Женщина — неужели ее и впрямь зовут Соней? — смущенно отводит взгляд. Платье ее из дешевой ткани в цветочек, для зимы решительно непригодной, застегнуто теперь на все пуговицы, до самой шеи. Ее уже начинает трясти от холода.
— Ну, об этом мы после поговорим, — обещает Нечаев. — Я должен показать вам станок.
— Станок ваш меня не интересует.
Однако Нечаев берет его за руку и, то подталкивая, то подволакивая, выводит из двери. И снова он удивляется своей покорности. Он точно впал в нравственную дрему. Что подумал бы Павел, увидев, как убийца его распоряжается отцом? Или это Павел, в сущности говоря, и ведет его? Печатный станок он узнает мгновенно — «Альбион-Бирмингем», брат печатал на таком же афишки и объявления. Какие уж там тысячи экземпляров — от силы две сотни в час.
— Источник энергии каждого автора, — произносит Нечаев, прихлопывая ладонью по станку. — Сегодня ваше заявление разойдется по подвалам, а завтра появится на улицах. Или же, коли желаете, мы попридержим его до времени, когда вы окажетесь за границей. И если вас станут упрекать за него, вам будет легко отпереться — скажете, что это подделка.
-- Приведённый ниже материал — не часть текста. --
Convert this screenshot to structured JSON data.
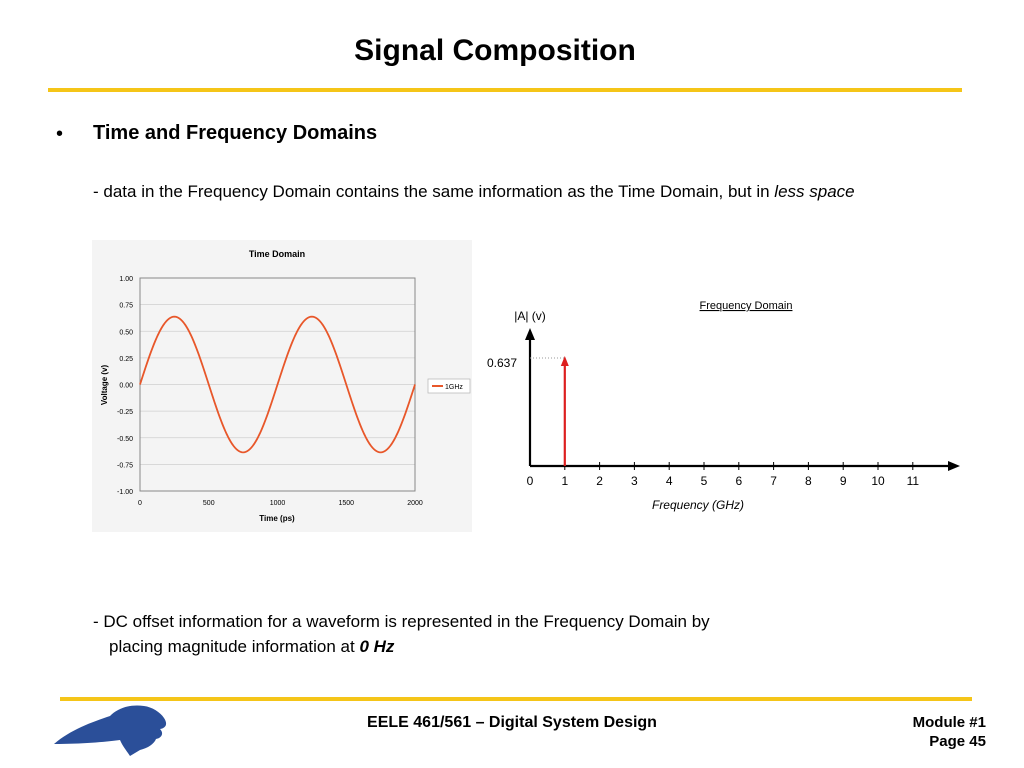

Да оно к тому времени и не важно будет — дело-то уже сделается.
В комнате присутствует еще один человек, годами старший Нечаева, — сухопарый темноволосый мужчина с землистым лицом и тусклыми глазами, согнувшийся над наборным столиком, подпирая подбородок ладонями. Человек этот словно бы не обращает на вошедших внимания, да и Нечаев его не представляет.
— Мое заявление?
— Ну да, ваше заявление. Любое, какое вам будет угодно сделать. Хотите
— напишите его прямо сейчас, меньше уйдет времени.
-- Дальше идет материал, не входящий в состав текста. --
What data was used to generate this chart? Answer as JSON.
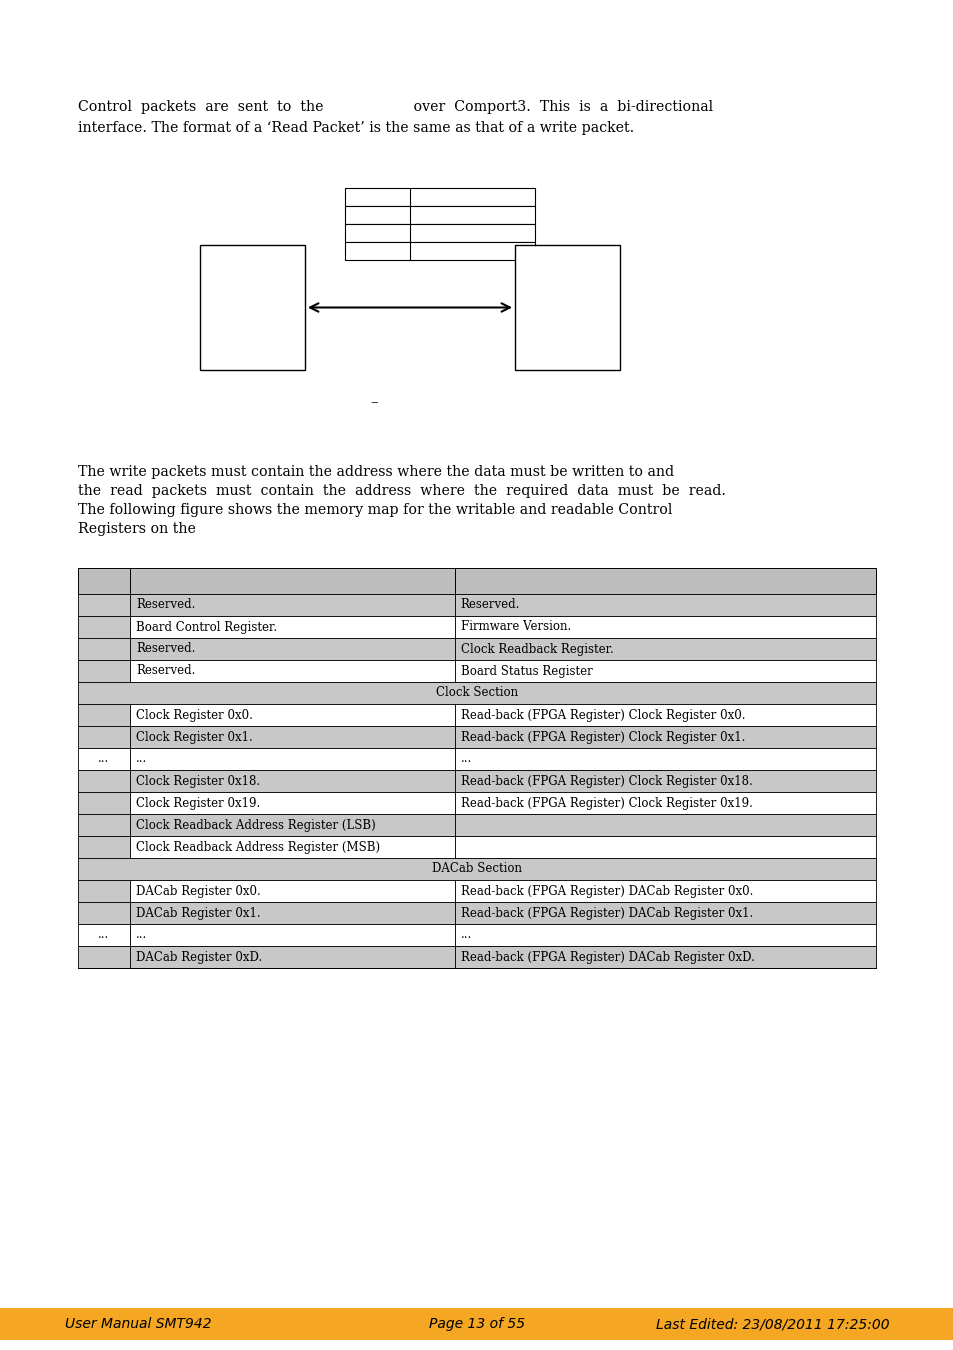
{
  "page_bg": "#ffffff",
  "top_text_line1": "Control  packets  are  sent  to  the                    over  Comport3.  This  is  a  bi-directional",
  "top_text_line2": "interface. The format of a ‘Read Packet’ is the same as that of a write packet.",
  "body_text_line1": "The write packets must contain the address where the data must be written to and",
  "body_text_line2": "the  read  packets  must  contain  the  address  where  the  required  data  must  be  read.",
  "body_text_line3": "The following figure shows the memory map for the writable and readable Control",
  "body_text_line4": "Registers on the",
  "footer_bg": "#f5a623",
  "footer_left": "User Manual SMT942",
  "footer_center": "Page 13 of 55",
  "footer_right": "Last Edited: 23/08/2011 17:25:00",
  "table_rows": [
    {
      "left": "Reserved.",
      "right": "Reserved.",
      "bg": "#c8c8c8",
      "addr_bg": "#c8c8c8"
    },
    {
      "left": "Board Control Register.",
      "right": "Firmware Version.",
      "bg": "#ffffff",
      "addr_bg": "#c8c8c8"
    },
    {
      "left": "Reserved.",
      "right": "Clock Readback Register.",
      "bg": "#c8c8c8",
      "addr_bg": "#c8c8c8"
    },
    {
      "left": "Reserved.",
      "right": "Board Status Register",
      "bg": "#ffffff",
      "addr_bg": "#c8c8c8"
    },
    {
      "left": "Clock Section",
      "right": "",
      "bg": "#c8c8c8",
      "section": true
    },
    {
      "left": "Clock Register 0x0.",
      "right": "Read-back (FPGA Register) Clock Register 0x0.",
      "bg": "#ffffff",
      "addr_bg": "#c8c8c8"
    },
    {
      "left": "Clock Register 0x1.",
      "right": "Read-back (FPGA Register) Clock Register 0x1.",
      "bg": "#c8c8c8",
      "addr_bg": "#c8c8c8"
    },
    {
      "left": "...",
      "right": "...",
      "bg": "#ffffff",
      "addr_bg": "#ffffff",
      "dots": true
    },
    {
      "left": "Clock Register 0x18.",
      "right": "Read-back (FPGA Register) Clock Register 0x18.",
      "bg": "#c8c8c8",
      "addr_bg": "#c8c8c8"
    },
    {
      "left": "Clock Register 0x19.",
      "right": "Read-back (FPGA Register) Clock Register 0x19.",
      "bg": "#ffffff",
      "addr_bg": "#c8c8c8"
    },
    {
      "left": "Clock Readback Address Register (LSB)",
      "right": "",
      "bg": "#c8c8c8",
      "addr_bg": "#c8c8c8"
    },
    {
      "left": "Clock Readback Address Register (MSB)",
      "right": "",
      "bg": "#ffffff",
      "addr_bg": "#c8c8c8"
    },
    {
      "left": "DACab Section",
      "right": "",
      "bg": "#c8c8c8",
      "section": true
    },
    {
      "left": "DACab Register 0x0.",
      "right": "Read-back (FPGA Register) DACab Register 0x0.",
      "bg": "#ffffff",
      "addr_bg": "#c8c8c8"
    },
    {
      "left": "DACab Register 0x1.",
      "right": "Read-back (FPGA Register) DACab Register 0x1.",
      "bg": "#c8c8c8",
      "addr_bg": "#c8c8c8"
    },
    {
      "left": "...",
      "right": "...",
      "bg": "#ffffff",
      "addr_bg": "#ffffff",
      "dots": true
    },
    {
      "left": "DACab Register 0xD.",
      "right": "Read-back (FPGA Register) DACab Register 0xD.",
      "bg": "#c8c8c8",
      "addr_bg": "#c8c8c8"
    }
  ]
}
— Но что, если я захочу сказать правду?
— Даю вам слово, мы распространим все вами написанное.
— Правда может оказаться для вашего станка непосильной.
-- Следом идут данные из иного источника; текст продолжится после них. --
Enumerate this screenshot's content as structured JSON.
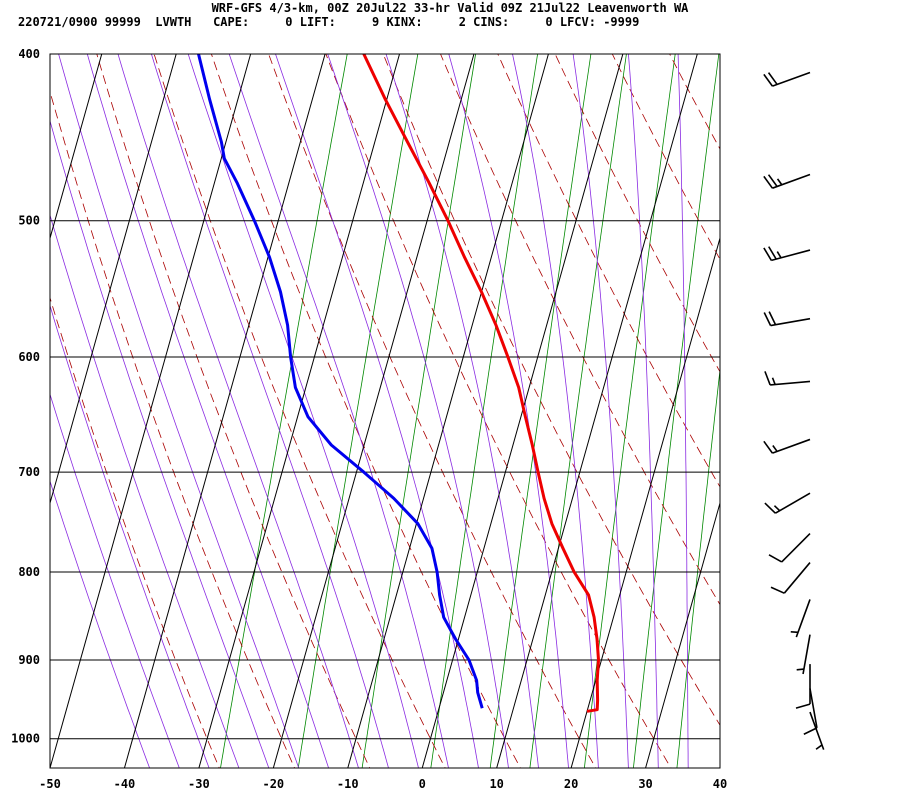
{
  "header": {
    "line1": "WRF-GFS 4/3-km, 00Z 20Jul22 33-hr Valid 09Z 21Jul22 Leavenworth WA",
    "line2": "220721/0900 99999  LVWTH   CAPE:     0 LIFT:     9 KINX:     2 CINS:     0 LFCV: -9999"
  },
  "chart_data": {
    "type": "skew-t log-p sounding",
    "x_axis": {
      "unit": "deg C",
      "range": [
        -50,
        40
      ],
      "ticks": [
        -50,
        -40,
        -30,
        -20,
        -10,
        0,
        10,
        20,
        30,
        40
      ]
    },
    "y_axis": {
      "unit": "hPa",
      "scale": "log",
      "range": [
        1040,
        400
      ],
      "ticks": [
        400,
        500,
        600,
        700,
        800,
        900,
        1000
      ]
    },
    "series": [
      {
        "color": "#ee0000",
        "points": [
          {
            "p": 964,
            "t": 20.0
          },
          {
            "p": 962,
            "t": 21.3
          },
          {
            "p": 950,
            "t": 21.0
          },
          {
            "p": 925,
            "t": 20.2
          },
          {
            "p": 900,
            "t": 19.6
          },
          {
            "p": 875,
            "t": 18.6
          },
          {
            "p": 850,
            "t": 17.4
          },
          {
            "p": 825,
            "t": 15.8
          },
          {
            "p": 800,
            "t": 13.0
          },
          {
            "p": 775,
            "t": 10.6
          },
          {
            "p": 750,
            "t": 8.2
          },
          {
            "p": 725,
            "t": 6.2
          },
          {
            "p": 700,
            "t": 4.4
          },
          {
            "p": 675,
            "t": 2.6
          },
          {
            "p": 650,
            "t": 0.6
          },
          {
            "p": 625,
            "t": -1.4
          },
          {
            "p": 600,
            "t": -4.0
          },
          {
            "p": 575,
            "t": -6.8
          },
          {
            "p": 550,
            "t": -10.0
          },
          {
            "p": 525,
            "t": -13.6
          },
          {
            "p": 500,
            "t": -17.2
          },
          {
            "p": 475,
            "t": -21.2
          },
          {
            "p": 450,
            "t": -25.6
          },
          {
            "p": 425,
            "t": -30.2
          },
          {
            "p": 400,
            "t": -34.8
          }
        ]
      },
      {
        "color": "#0000ee",
        "points": [
          {
            "p": 960,
            "t": 5.8
          },
          {
            "p": 940,
            "t": 4.6
          },
          {
            "p": 925,
            "t": 4.0
          },
          {
            "p": 900,
            "t": 2.2
          },
          {
            "p": 875,
            "t": -0.4
          },
          {
            "p": 850,
            "t": -2.8
          },
          {
            "p": 825,
            "t": -4.2
          },
          {
            "p": 800,
            "t": -5.4
          },
          {
            "p": 775,
            "t": -7.0
          },
          {
            "p": 750,
            "t": -9.8
          },
          {
            "p": 725,
            "t": -14.0
          },
          {
            "p": 700,
            "t": -19.0
          },
          {
            "p": 675,
            "t": -24.4
          },
          {
            "p": 650,
            "t": -28.6
          },
          {
            "p": 625,
            "t": -31.4
          },
          {
            "p": 600,
            "t": -33.2
          },
          {
            "p": 575,
            "t": -34.8
          },
          {
            "p": 550,
            "t": -37.0
          },
          {
            "p": 525,
            "t": -39.8
          },
          {
            "p": 500,
            "t": -43.2
          },
          {
            "p": 475,
            "t": -47.0
          },
          {
            "p": 460,
            "t": -49.6
          },
          {
            "p": 450,
            "t": -50.6
          },
          {
            "p": 425,
            "t": -53.8
          },
          {
            "p": 400,
            "t": -57.0
          }
        ]
      }
    ],
    "wind_barbs": [
      {
        "p": 410,
        "dir": 250,
        "kt": 20
      },
      {
        "p": 470,
        "dir": 250,
        "kt": 25
      },
      {
        "p": 520,
        "dir": 255,
        "kt": 25
      },
      {
        "p": 570,
        "dir": 260,
        "kt": 20
      },
      {
        "p": 620,
        "dir": 265,
        "kt": 15
      },
      {
        "p": 670,
        "dir": 250,
        "kt": 15
      },
      {
        "p": 720,
        "dir": 240,
        "kt": 15
      },
      {
        "p": 760,
        "dir": 225,
        "kt": 10
      },
      {
        "p": 790,
        "dir": 220,
        "kt": 10
      },
      {
        "p": 830,
        "dir": 200,
        "kt": 5
      },
      {
        "p": 870,
        "dir": 190,
        "kt": 5
      },
      {
        "p": 905,
        "dir": 180,
        "kt": 10
      },
      {
        "p": 935,
        "dir": 170,
        "kt": 10
      },
      {
        "p": 965,
        "dir": 160,
        "kt": 5
      }
    ],
    "colors": {
      "isotherm": "#000000",
      "isobar": "#000000",
      "dry_adiabat": "#aa0000",
      "moist_adiabat": "#8a2be2",
      "mixing_ratio": "#008800"
    }
  }
}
— Что ты к нему пристал, — подает голос мужчина, не отрывая глаз от лежащей перед ним рукописи. — Он же писатель, они так не работают.
— И как же они, по-твоему, работают?
— У писателей есть свои правила. Они не могут писать, если кто-то заглядывает им через плечо.
— Так пусть привыкают к новым правилам. Уединение — это роскошь, без которой вполне можно обойтись. Народ в уединении не нуждается.
Нечаев, получивший новую аудиторию, на глазах обретает прежнюю свою повадку. Его же начинает уже мутить от этих корявых провокаций.
— Мне нужно идти, — вновь говорит он.
— Не напишете сами, так мы за вас напишем.
— Как вы сказали? Напишете за меня?
— Да.
— И подпишете моим именем?
— И подпишем — выбора у нас нет.
— Ни один человек не примет написанного вами за чистую монету. Вам никто не поверит.
— Студенты поверят, я говорил уже — у вас немало поклонников среди студентов. В особенности среди тех, кто пытается думать самостоятельно, не читая толстенных книг. Студенты вообще способны поверить во что угодно.
— Да брось ты, Сергей Геннадиевич, — произносит мужчина. Судя по тону его, разговор не доставляет ему удовольствия. У него темные круги под глазами, он закуривает папиросу и нервно затягивается. — Чем тебе книги-то так уж не угодили? Да и студенты тоже?
— Того, что нельзя сказать на одной странице, говорить вообще не стоит! И затем, почему это одни люди купаются в роскоши и читают книги, в то время как другие читать и вовсе не умеют? Думаешь, у Сони, вон там, за дверью, есть время для чтения? А студенты твои слишком много болтают. Сидят часами, спорят и только силы попусту тратят. Университет — это место, в котором человека учат спорить, чтобы он после ничем уж другим и не занимался. Они вроде Самсона, которому евреи отрезали волосы. Думают, будто им удастся улучшить своими разговорами мир. Им невдомек, что улучшить можно лишь то, что сначала ухудшилось.